Numerical Methods For Large Eigenvalue Problems
Download Numerical Methods For Large Eigenvalue Problems PDF/ePub or read online books in Mobi eBooks. Click Download or Read Online button to get Numerical Methods For Large Eigenvalue Problems book now. This website allows unlimited access to, at the time of writing, more than 1.5 million titles, including hundreds of thousands of titles in various foreign languages.
Numerical Methods for Large Eigenvalue Problems
This revised edition discusses numerical methods for computing the eigenvalues and eigenvectors of large sparse matrices. It provides an in-depth view of the numerical methods that are applicable for solving matrix eigenvalue problems that arise in various engineering and scientific applications. Each chapter was updated by shortening or deleting outdated topics, adding topics of more recent interest and adapting the Notes and References section. Significant changes have been made to Chapters 6 through 8, which describe algorithms and their implementations and now include topics such as the implicit restart techniques, the Jacobi-Davidson method and automatic multilevel substructuring.

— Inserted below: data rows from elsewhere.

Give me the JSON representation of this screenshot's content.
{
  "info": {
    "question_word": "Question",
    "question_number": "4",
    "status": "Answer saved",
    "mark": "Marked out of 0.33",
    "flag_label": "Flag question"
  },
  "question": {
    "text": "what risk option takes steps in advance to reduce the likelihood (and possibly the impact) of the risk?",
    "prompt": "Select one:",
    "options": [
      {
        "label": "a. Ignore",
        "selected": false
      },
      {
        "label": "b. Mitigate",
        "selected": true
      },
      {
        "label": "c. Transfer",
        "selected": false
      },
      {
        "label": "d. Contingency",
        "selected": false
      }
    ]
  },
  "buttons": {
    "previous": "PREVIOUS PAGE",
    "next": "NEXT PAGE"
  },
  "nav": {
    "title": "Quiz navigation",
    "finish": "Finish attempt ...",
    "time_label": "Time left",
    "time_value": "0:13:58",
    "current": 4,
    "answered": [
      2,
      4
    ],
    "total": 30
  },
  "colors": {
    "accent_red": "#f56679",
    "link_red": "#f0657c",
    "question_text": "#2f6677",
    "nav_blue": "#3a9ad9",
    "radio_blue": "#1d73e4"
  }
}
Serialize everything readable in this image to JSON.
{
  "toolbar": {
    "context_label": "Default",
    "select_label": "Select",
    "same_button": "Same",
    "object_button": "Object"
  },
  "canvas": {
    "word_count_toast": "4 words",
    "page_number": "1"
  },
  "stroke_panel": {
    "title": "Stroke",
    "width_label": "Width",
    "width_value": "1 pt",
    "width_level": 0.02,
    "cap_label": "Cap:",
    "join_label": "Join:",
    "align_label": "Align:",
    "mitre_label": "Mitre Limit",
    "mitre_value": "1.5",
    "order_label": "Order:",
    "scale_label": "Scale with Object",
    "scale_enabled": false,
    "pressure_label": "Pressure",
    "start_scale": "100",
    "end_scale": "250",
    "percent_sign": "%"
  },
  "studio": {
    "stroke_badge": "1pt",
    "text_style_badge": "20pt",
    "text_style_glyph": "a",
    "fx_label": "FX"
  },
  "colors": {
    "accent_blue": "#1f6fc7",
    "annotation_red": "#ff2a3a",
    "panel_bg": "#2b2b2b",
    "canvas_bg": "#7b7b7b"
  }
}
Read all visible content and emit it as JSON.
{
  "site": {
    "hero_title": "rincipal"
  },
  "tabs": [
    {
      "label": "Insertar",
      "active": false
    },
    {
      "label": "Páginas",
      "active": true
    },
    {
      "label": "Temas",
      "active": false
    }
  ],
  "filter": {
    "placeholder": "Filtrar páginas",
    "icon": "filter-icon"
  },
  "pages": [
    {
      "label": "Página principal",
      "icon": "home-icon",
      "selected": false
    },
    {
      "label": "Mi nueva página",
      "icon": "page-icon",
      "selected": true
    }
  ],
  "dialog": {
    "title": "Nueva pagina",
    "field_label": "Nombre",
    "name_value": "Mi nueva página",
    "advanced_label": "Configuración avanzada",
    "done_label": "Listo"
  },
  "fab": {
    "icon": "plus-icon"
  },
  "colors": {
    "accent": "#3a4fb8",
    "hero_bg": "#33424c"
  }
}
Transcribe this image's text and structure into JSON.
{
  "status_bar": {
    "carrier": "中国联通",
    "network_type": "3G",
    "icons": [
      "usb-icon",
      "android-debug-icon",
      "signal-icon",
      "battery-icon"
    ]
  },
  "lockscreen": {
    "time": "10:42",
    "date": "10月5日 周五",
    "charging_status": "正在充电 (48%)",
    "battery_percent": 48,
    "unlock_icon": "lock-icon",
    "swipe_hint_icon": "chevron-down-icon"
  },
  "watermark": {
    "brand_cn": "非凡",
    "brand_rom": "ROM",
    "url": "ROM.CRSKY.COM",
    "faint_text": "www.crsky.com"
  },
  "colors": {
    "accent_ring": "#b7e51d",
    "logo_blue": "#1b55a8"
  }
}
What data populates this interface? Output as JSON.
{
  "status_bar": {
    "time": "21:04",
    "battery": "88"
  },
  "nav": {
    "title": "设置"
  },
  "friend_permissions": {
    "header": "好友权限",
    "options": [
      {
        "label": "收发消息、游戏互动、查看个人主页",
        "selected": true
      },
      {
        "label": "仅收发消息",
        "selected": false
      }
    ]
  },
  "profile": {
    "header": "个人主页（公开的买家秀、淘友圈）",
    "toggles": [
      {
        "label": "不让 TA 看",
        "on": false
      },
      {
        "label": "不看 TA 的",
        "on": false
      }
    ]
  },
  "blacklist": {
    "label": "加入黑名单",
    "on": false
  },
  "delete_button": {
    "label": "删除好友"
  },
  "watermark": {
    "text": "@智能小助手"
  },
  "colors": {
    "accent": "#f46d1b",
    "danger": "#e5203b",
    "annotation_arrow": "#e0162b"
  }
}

Numerical Methods for General and Structured Eigenvalue Problems
Author: Daniel Kressner
language: en
Publisher: Springer Science & Business Media
Release Date: 2006-01-20
This book is about computing eigenvalues, eigenvectors, and invariant subspaces of matrices. Treatment includes generalized and structured eigenvalue problems and all vital aspects of eigenvalue computations. A unique feature is the detailed treatment of structured eigenvalue problems, providing insight on accuracy and efficiency gains to be expected from algorithms that take the structure of a matrix into account.
Templates for the Solution of Algebraic Eigenvalue Problems
Large-scale problems of engineering and scientific computing often require solutions of eigenvalue and related problems. This book gives a unified overview of theory, algorithms, and practical software for eigenvalue problems. It organizes this large body of material to make it accessible for the first time to the many nonexpert users who need to choose the best state-of-the-art algorithms and software for their problems. Using an informal decision tree, just enough theory is introduced to identify the relevant mathematical structure that determines the best algorithm for each problem.